Behind The Scenes: GCP Network Intelligence Topology Mapping Of Our OCR Cluster At Startup

GCP's Network Intelligence service offers an incredibly powerful Network Topology visualization that shows all of the various GCP services being used in a given project and the network flows amongst them. We use it when developing and launching new workflows to better understand their geographic behavior under real world conditions and to observe how they behave when we test their self-healing and self-scaling systems and to diagnose and address any non-linear scaling, error handling and edge case behaviors. Below is a snapshot of our OCR cluster in a very early testing stage as we were ramping it up.

Note how an immediate finding from this graph is that despite us-east1 and us-east4 each having only 5 GCE VMs, they are each averaging 1.7TB ingress+egress over the sample time period – roughly the same as us-central1 with 31 VMs. This was during a test of the automatic scaling infrastructure that had been customized for our OCR workflow and demonstrated clearly that the system was correctly spinning up additional VMs, but was incorrectly assigning them to OCR tasks rather than montaging tasks. The system was correctly identifying that OCR throughput was far below the assigned setpoint, but was failing to see that the culprit was a sudden transient rise in 429 responses from the API that meant that the setpoint QPS could not be achieved, despite being far below quota level, meaning the VMs should have either been assigned to montaging tasks or spun down until the API error rate subsided. While all of this was captured in the infrastructure management plane logs, it is vastly clearer in this simple graph. Moreover, the significantly lower bandwidth in the us-west regions captures how those regions were being used to experiment with different CPU families to explore price/performance ratios for OCR montaging and clearly indicating that the families being evaluated at that moment were struggling to maintain the same performance as those being used in the us-east regions.
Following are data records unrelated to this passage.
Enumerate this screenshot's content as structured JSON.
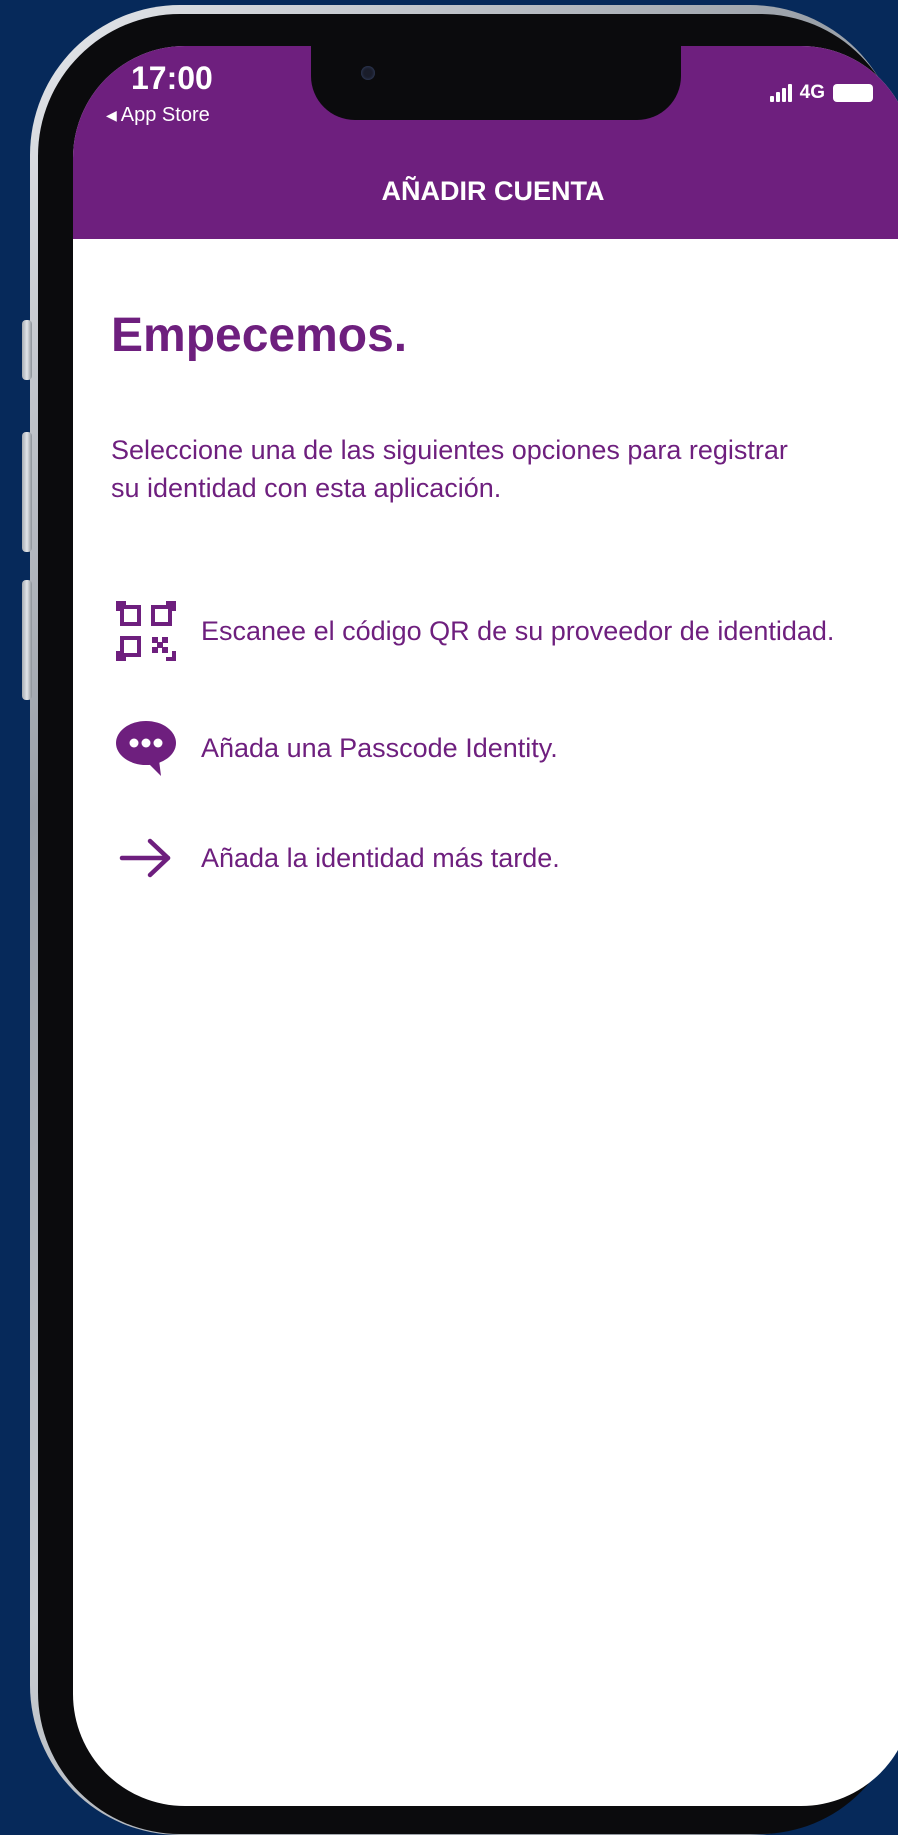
{
  "status_bar": {
    "time": "17:00",
    "back_app": "App Store",
    "network": "4G"
  },
  "header": {
    "title": "AÑADIR CUENTA"
  },
  "content": {
    "heading": "Empecemos.",
    "intro": "Seleccione una de las siguientes opciones para registrar su identidad con esta aplicación.",
    "options": [
      {
        "icon": "qr-code-icon",
        "label": "Escanee el código QR de su proveedor de identidad."
      },
      {
        "icon": "chat-bubble-icon",
        "label": "Añada una Passcode Identity."
      },
      {
        "icon": "arrow-right-icon",
        "label": "Añada la identidad más tarde."
      }
    ]
  },
  "colors": {
    "accent": "#6e1f7e",
    "background": "#06295a",
    "screen": "#ffffff"
  }
}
Similarly, the graph below shows the same network visualization zoomed to the GCP services portion, showing the connectivity of these VMs with the underlying GCP services (including additional experiments occurring on this cluster relating to speech and translation). In a reflection of just how rich the Cloud Vision AI API's annotations are, the graph shows that even at this early testing stage, the API was returning just over 500MB/s of JSON annotations.